Primes Le montant total du prize money du Tour est de 2 millions d’euros. Le vainqueur final en recevra 450 000. Les détenteurs des maillots vert et à pois toucheront 25 000 euros chacun à Paris, 20 000 euros récompenseront le meilleur jeune et le supercombatif. Une victoire d’étape rapporte 8000 euros. Pas cher payé pour tous ces efforts…

Secondes Attention, les bonifications sont de retour sur le Tour, alors qu’elles avaient été supprimées depuis 2008. «Afin d’impliquer davantage les protagonistes du classement général dans la chasse aux étapes», justifient les organisateurs. Il sera attribué 10’’, 6’’ et 4’’ aux trois premiers de chaque étape en ligne. Les vainqueurs d’étapes auront aussi droit à plus de points pour ce classement spécifique. Attention, ça va frotter!

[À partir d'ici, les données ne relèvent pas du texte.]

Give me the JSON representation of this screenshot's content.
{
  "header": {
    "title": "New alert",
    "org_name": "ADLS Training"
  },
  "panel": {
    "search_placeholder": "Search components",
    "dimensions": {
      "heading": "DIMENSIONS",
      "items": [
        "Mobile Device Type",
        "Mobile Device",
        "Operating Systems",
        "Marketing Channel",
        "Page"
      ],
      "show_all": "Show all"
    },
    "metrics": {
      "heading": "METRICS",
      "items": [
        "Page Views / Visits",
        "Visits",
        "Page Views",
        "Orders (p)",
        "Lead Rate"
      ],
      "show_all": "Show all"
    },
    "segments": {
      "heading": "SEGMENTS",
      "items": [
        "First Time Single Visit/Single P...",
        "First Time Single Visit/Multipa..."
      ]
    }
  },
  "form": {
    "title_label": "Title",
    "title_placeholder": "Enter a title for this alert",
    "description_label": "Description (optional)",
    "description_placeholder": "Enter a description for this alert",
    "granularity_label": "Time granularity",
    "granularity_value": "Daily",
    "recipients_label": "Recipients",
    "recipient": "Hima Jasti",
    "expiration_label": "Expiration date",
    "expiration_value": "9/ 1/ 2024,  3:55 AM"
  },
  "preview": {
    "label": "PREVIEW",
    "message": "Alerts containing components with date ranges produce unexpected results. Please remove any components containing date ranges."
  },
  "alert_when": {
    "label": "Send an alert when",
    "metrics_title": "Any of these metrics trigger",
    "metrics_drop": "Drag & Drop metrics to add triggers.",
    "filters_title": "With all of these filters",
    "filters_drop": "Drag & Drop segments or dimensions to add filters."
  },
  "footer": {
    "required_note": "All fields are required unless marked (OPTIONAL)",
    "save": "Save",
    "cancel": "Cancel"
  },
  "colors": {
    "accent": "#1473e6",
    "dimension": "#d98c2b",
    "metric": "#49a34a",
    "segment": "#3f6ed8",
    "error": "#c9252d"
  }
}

Mascotte La formation Trek s’est présentée devant les médias avec un vélo tout neuf et un mouton en peluche comme mascotte. «Nous avons reçu cette mascotte durant le Giro», rigole un coureur en référence au geste d’un fournisseur. Ledit bovidé a, en tout cas, mieux tenu le coup que la bicyclette qui est tombée. «J’espère que ça sera la seule chute de ce Tour», glissait le responsable de la communication de ce team. Et si c’était un signe?

Sécurité Le nombre de policiers mobilisé sur le Tour de France ne sera pas augmenté, vu qu’il est déjà de 20 000, mais le ministère de l’Intérieur confirme que la vigilance sera plus grande en raison des risques accrus d’attentat terroriste. Les services de renseignements seront particulièrement attentifs, selon les autorités, et tout comportement suspect sera signalé. Ça promet!

Twitter Nairo Quintana n’a pas apprécié le twitt de Vincenzo Nibali durant le Dauphiné. «Et où est Quintana?», s’était demandé le Sicilien, en référence aux problèmes de localisation que l’exil du Colombien dans son pays pourrait poser. «Je tue deux oiseaux d’un seul coup», répond Quintana dans un journal hollandais.

«Cela me permet de revoir ma famille et de m’entraîner dans de bonnes conditions en altitude.» Le grimpeur sud-américain assure qu’il subit aussi des contrôles antidopage en Colombie. A vérifier, mais l’Italien ne s’est pas fait un copain.